Fourteen players means that if the Jazz are wheeling and dealing during the season they can take more players back than they ship out. This has been the Jazz doctrine for a few seasons now, and appears to be something that will persist. I think it's a good idea because as the season progresses you never know what's going to happen. In the case that there's a player who gets waived from another team, or a NBA-DL guy who starts to blow up, it's important to have a free roster spot so you can claim them and improve your team.

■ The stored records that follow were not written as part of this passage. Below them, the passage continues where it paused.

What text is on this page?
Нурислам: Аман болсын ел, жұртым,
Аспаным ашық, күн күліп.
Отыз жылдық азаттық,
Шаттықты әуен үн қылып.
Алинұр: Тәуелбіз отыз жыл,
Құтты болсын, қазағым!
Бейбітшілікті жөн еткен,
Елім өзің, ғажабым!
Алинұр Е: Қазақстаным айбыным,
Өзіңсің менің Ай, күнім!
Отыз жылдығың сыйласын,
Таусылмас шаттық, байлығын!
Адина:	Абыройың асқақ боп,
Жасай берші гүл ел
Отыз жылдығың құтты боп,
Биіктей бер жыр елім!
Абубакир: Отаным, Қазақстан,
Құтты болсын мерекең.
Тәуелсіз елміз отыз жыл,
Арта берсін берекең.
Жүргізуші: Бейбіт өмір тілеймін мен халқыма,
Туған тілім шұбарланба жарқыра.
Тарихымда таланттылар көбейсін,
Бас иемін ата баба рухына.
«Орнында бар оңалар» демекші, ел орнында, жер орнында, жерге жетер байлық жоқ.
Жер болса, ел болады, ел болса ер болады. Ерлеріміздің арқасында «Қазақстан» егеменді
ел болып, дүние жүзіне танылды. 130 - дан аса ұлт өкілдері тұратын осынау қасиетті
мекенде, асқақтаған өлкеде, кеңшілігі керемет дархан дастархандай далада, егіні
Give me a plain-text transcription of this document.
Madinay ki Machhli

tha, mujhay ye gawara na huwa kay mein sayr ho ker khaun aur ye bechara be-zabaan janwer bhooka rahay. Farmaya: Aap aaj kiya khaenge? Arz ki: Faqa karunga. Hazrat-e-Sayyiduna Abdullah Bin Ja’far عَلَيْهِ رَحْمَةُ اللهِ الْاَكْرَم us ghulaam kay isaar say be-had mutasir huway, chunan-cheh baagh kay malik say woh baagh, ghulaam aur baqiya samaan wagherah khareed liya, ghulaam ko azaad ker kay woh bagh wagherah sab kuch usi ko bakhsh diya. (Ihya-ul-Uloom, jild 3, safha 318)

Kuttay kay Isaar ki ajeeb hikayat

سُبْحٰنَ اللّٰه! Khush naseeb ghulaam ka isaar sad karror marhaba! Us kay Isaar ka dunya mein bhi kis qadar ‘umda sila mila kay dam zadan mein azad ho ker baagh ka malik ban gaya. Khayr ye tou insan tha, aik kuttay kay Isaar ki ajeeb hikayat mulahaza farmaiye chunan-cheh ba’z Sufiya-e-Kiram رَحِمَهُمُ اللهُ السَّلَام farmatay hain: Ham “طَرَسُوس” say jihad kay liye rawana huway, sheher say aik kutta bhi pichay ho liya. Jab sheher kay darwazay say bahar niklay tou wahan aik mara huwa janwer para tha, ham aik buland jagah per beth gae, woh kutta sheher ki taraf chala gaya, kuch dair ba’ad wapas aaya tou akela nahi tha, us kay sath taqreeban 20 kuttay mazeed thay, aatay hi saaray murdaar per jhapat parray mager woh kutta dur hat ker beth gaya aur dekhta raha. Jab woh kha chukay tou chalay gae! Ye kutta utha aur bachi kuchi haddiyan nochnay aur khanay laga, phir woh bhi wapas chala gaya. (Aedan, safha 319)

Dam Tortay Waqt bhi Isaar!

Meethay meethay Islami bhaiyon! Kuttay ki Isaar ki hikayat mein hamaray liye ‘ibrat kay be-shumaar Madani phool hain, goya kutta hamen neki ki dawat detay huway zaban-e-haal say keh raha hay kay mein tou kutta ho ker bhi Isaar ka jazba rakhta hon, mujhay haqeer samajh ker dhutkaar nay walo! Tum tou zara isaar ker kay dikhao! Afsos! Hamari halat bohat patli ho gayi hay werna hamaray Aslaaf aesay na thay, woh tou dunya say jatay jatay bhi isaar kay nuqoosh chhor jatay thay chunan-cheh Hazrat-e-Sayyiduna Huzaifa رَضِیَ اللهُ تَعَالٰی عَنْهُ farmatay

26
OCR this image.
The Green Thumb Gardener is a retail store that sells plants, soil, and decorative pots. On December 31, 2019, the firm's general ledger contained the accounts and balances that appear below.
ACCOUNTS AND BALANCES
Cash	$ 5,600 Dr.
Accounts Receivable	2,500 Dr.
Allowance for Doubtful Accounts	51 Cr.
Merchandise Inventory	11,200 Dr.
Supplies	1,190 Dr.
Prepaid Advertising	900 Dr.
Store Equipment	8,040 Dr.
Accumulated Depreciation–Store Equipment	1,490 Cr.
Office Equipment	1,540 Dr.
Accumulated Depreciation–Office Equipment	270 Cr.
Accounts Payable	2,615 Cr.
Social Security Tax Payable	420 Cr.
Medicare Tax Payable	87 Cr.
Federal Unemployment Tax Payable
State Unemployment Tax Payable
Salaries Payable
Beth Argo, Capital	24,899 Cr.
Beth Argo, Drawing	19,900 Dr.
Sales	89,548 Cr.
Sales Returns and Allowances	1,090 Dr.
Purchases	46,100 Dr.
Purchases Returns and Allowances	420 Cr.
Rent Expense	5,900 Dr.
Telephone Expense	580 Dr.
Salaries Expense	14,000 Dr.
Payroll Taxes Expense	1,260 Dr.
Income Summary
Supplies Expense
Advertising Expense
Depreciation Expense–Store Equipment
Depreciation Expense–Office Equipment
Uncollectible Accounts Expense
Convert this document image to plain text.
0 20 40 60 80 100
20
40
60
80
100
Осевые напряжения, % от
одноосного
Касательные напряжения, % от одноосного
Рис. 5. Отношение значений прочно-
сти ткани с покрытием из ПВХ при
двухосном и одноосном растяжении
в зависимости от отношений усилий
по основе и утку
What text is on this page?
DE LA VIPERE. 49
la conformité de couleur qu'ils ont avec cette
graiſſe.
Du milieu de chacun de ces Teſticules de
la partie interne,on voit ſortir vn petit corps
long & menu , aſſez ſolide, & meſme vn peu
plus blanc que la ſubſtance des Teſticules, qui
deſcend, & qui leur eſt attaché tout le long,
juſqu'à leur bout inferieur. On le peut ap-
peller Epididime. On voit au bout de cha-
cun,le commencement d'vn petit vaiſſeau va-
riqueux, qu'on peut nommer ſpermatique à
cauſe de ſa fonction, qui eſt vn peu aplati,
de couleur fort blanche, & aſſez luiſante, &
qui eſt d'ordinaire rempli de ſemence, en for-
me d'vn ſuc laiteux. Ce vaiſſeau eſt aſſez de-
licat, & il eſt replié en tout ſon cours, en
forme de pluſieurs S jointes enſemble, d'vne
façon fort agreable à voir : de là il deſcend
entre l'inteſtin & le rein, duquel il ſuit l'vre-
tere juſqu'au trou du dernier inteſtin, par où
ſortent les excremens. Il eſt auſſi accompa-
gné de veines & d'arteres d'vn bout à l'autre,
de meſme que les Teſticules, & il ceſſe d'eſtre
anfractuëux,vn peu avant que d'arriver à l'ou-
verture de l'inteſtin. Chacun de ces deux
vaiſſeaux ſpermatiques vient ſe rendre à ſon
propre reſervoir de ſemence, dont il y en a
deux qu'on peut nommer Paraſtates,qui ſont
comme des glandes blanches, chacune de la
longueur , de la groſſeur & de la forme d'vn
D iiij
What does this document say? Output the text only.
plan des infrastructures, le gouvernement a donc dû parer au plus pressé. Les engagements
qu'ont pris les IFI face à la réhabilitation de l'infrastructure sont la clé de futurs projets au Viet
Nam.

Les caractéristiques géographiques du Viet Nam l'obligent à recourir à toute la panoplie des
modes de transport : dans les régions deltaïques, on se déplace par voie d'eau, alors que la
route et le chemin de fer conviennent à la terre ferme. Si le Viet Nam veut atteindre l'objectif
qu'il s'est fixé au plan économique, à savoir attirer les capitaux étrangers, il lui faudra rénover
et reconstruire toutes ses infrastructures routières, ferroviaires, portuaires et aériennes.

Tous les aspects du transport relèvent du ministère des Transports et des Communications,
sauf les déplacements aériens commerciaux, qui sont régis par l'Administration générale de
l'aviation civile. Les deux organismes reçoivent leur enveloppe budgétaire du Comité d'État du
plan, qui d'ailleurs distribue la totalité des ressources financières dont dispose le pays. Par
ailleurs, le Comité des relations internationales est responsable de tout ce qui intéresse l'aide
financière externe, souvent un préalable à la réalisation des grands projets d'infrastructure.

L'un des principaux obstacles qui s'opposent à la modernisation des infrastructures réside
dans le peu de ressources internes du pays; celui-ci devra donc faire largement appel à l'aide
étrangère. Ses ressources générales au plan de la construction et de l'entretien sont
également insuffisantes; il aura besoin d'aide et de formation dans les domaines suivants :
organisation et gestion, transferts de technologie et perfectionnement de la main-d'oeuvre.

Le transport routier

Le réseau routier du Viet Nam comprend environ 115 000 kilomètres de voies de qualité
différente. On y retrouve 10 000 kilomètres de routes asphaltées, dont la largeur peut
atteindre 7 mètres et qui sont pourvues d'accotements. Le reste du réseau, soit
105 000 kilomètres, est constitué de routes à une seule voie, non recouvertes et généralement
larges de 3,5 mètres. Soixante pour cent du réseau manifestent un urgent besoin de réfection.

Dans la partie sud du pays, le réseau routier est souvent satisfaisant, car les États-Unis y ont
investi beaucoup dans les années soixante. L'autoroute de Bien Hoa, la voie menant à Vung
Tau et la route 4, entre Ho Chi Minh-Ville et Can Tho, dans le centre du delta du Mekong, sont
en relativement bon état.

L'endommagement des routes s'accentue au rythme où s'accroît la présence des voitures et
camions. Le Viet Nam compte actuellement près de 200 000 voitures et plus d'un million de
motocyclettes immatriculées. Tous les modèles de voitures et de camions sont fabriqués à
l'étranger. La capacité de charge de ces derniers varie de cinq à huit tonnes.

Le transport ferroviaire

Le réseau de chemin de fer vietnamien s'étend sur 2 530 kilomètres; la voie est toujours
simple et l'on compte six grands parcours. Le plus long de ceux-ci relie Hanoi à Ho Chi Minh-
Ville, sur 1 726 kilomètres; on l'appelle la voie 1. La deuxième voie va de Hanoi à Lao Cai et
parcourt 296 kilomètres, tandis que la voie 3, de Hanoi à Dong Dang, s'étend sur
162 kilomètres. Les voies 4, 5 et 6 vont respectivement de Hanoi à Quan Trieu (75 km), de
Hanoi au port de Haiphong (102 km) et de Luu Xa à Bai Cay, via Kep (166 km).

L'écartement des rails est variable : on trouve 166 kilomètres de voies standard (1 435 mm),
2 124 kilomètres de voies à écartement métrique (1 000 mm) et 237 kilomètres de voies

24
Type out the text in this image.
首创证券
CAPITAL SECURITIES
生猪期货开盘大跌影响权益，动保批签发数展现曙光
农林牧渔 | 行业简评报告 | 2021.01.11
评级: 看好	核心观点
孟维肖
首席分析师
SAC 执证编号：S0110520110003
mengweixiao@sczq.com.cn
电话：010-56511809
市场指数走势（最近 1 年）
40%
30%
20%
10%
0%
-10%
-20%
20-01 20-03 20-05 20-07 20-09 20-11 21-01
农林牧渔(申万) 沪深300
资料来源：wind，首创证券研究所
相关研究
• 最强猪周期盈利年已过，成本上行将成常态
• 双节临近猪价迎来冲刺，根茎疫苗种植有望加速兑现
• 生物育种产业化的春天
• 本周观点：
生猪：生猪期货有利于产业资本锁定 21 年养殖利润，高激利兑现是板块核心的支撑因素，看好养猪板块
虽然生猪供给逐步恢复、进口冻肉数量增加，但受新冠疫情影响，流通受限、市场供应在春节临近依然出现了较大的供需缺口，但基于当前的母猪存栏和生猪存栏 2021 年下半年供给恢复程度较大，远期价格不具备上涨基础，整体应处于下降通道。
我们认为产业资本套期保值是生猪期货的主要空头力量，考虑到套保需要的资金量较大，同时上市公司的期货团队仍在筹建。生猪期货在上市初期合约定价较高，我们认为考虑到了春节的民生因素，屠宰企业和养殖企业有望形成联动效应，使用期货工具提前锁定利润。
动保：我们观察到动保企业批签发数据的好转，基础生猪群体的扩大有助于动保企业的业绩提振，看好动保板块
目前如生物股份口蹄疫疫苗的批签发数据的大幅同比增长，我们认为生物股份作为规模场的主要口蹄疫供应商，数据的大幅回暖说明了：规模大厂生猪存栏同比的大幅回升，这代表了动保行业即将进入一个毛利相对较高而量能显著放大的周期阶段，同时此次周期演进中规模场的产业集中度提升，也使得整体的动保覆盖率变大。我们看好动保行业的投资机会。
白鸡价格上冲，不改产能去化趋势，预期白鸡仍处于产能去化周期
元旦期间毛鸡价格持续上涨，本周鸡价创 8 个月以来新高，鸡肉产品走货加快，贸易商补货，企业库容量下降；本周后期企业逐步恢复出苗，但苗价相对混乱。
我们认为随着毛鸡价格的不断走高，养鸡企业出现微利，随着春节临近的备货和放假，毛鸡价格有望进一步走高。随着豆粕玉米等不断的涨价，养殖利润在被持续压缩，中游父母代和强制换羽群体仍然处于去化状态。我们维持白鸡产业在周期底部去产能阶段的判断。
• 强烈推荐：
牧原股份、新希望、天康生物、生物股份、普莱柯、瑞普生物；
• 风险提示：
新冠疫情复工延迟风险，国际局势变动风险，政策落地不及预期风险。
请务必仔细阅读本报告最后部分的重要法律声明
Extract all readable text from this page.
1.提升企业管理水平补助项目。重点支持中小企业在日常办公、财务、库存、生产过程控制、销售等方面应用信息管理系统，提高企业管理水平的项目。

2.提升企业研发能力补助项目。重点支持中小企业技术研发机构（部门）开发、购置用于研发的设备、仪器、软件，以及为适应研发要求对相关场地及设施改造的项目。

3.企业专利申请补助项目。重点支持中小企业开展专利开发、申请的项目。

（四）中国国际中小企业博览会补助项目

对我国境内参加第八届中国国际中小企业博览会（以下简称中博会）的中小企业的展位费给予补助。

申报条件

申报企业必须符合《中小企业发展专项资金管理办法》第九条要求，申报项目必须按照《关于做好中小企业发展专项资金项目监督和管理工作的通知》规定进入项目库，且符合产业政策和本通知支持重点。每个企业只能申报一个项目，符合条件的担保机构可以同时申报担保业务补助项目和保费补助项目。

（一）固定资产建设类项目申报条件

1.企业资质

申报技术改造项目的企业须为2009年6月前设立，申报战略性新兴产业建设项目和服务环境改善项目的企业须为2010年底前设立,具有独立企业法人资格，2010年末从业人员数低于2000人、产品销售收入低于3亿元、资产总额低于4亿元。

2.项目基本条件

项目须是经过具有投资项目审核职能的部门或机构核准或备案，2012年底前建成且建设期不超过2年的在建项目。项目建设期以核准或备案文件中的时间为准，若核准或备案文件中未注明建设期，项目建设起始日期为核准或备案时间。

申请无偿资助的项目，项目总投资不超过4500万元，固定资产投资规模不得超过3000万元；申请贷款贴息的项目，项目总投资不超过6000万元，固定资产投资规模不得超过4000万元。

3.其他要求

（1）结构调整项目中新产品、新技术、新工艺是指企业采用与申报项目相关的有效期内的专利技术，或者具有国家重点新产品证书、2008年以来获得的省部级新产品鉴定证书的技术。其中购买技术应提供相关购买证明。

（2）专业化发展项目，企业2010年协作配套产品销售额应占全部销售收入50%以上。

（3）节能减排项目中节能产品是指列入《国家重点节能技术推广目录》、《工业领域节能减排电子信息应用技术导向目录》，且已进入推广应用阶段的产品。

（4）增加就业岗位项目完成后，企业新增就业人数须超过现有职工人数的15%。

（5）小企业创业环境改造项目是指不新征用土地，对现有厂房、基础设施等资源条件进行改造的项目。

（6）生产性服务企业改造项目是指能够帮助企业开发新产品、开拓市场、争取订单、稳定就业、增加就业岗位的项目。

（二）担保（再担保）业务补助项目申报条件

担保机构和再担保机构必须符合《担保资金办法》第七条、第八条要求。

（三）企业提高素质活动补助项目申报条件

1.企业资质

We've seen this in previous seasons when the Jazz went out there and used their free roster spot to sign Travis Leslie, or Jerel McNeal. Both moves put the Jazz over the top, and we'll never forget their strong performances helping Utah win back to back titles. Oh wait, no, that never happened. Having a free spot is important for insurance, but in practice, has not yielded an impact player.

None of the guys who were waived by the Jazz this season are impact players either.

Motum in a divisive player because he has one or two solid games in Las Vegas, but otherwise did not prove that he is an NBA player. Personally I'd be cool with Bost, Murphy, Motum, and Cooley all getting signed to play for the Idaho Stampede this year. They are works in progress and by having a one team affiliation, I think the Jazz and Idaho want to actually develop a pipeline of players in this specific way.

These are not assignees, and as a result, they aren't owned by the Jazz. If Idaho signs Dee Bost, and he continues his All-Star play, he's free to be signed by any NBA team. He's not the property of the Utah Jazz. That's just an example of what could happen this year.

At the end of the day, the Jazz have held up their idea of not having three rookies this year, which was part of the justification for trading away Jarnell Stokes. Last season there were three rookies (Trey Burke, Rudy Gobert, and Ian Clark). This year, so far, there will only be two -- in Dante Exum and Rodney Hood. The team is still super young, though (average age remains 24.12 years old by Halloween).

I'm going to miss Brock, but no more or less than I'm going to miss Kevin Murphy or Dee Bost. I hope to see them play for Idaho this year. And I think they each can have careers playing professional ball for at least another 5-6 years at least. It's obviously I'm going to follow their careers from this point forward.

And knowing how the Jazz work, it's not out of the question for them to return to be part of future Utah Jazz evaluations.